How to improve your odds
"Most ERs are in need of some urgent care themselves."
A new study from the Institute of Medicine found that hospital emergency departments are overburdened, underfunded and ill-prepared to handle disasters as the number of people turning to ERs for primary care keeps rising.
An ambulance is turned away from an ER once every minute due to overcrowding, according to the study; the situation is exacerbated by shortages in many of the "on call" backup services for cardiologists, orthopedists and neurosurgeons. And it's getting worse. Currently, 73% of ER directors report inadequate coverage by on-call specialists, versus 67% in 2004, according to a survey conducted by the American College of Emergency Physicians.

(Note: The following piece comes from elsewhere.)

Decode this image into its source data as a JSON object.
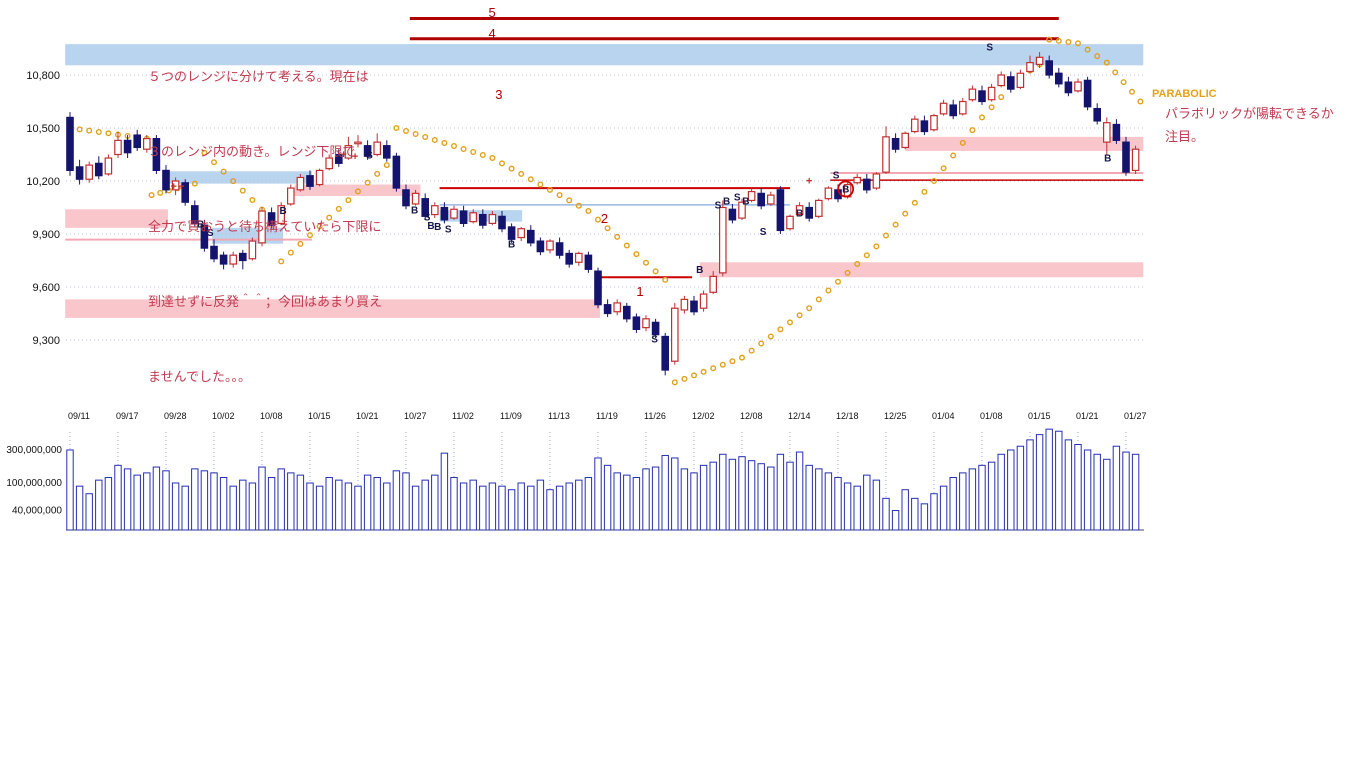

If you can, avoid the ER between 3 p.m. and 1 a.m., the busiest shift. For the shortest wait, early morning -- anywhere from 4 a.m. to 9 a.m. -- is your best bet. If you are having severe symptoms, such as the worst headache of your life or chest pains, alert the triage nurse manager, not just the person checking you in, so that you get seen sooner, says David Sherer, an anesthesiologist and author of "Dr. David Sherer's Hospital Survival Guide." Triage nurses are the traffic cops of the ER and your ticket to getting seen as quickly as possible.
"Avoid hospitals in July like the plague."
If you can, stay out of the hospital during the summer, especially July. That's the month when medical students become interns, interns become residents, and residents become fellows and full-fledged doctors. In other words, a good portion of the staff at any given teaching hospital is new on the job.
Summer hospital horror stories aren't just medical lore: The adjusted mortality rate rises 4% in July and August for the average major teaching hospital, according to the National Bureau of Economic Research. That means eight to 14 more deaths occur at major teaching hospitals than would normally without the turnover.
Another scheduling tip: Try to book surgeries first thing in the morning and preferably early in the week, when doctors are at their best and before schedules get backed up, Sherer says.
"Sometimes we don't keep our mouths zipped."
Contrary to what you might think, sharing patient information with a third party is often perfectly legal. In certain cases, the law allows your medical records to be disclosed without asking or even notifying you. For example, hospitals will hand over information regarding your treatment to other doctors, and it will readily share those details with insurance companies for payment purposes.
That means roughly 600,000 entities that are loosely involved in the health-care system have access to that information. These parties may even pass on the data to their business partners, says Deborah Peel, the founder of the Patient Privacy Rights Foundation in Austin, Texas.
If you want to access your medical records, you don't have to steal them like Elaine did on "Seinfeld" after she learned a doctor had marked her as a difficult patient. You are legally entitled to see, copy and ask for corrections to your medical records.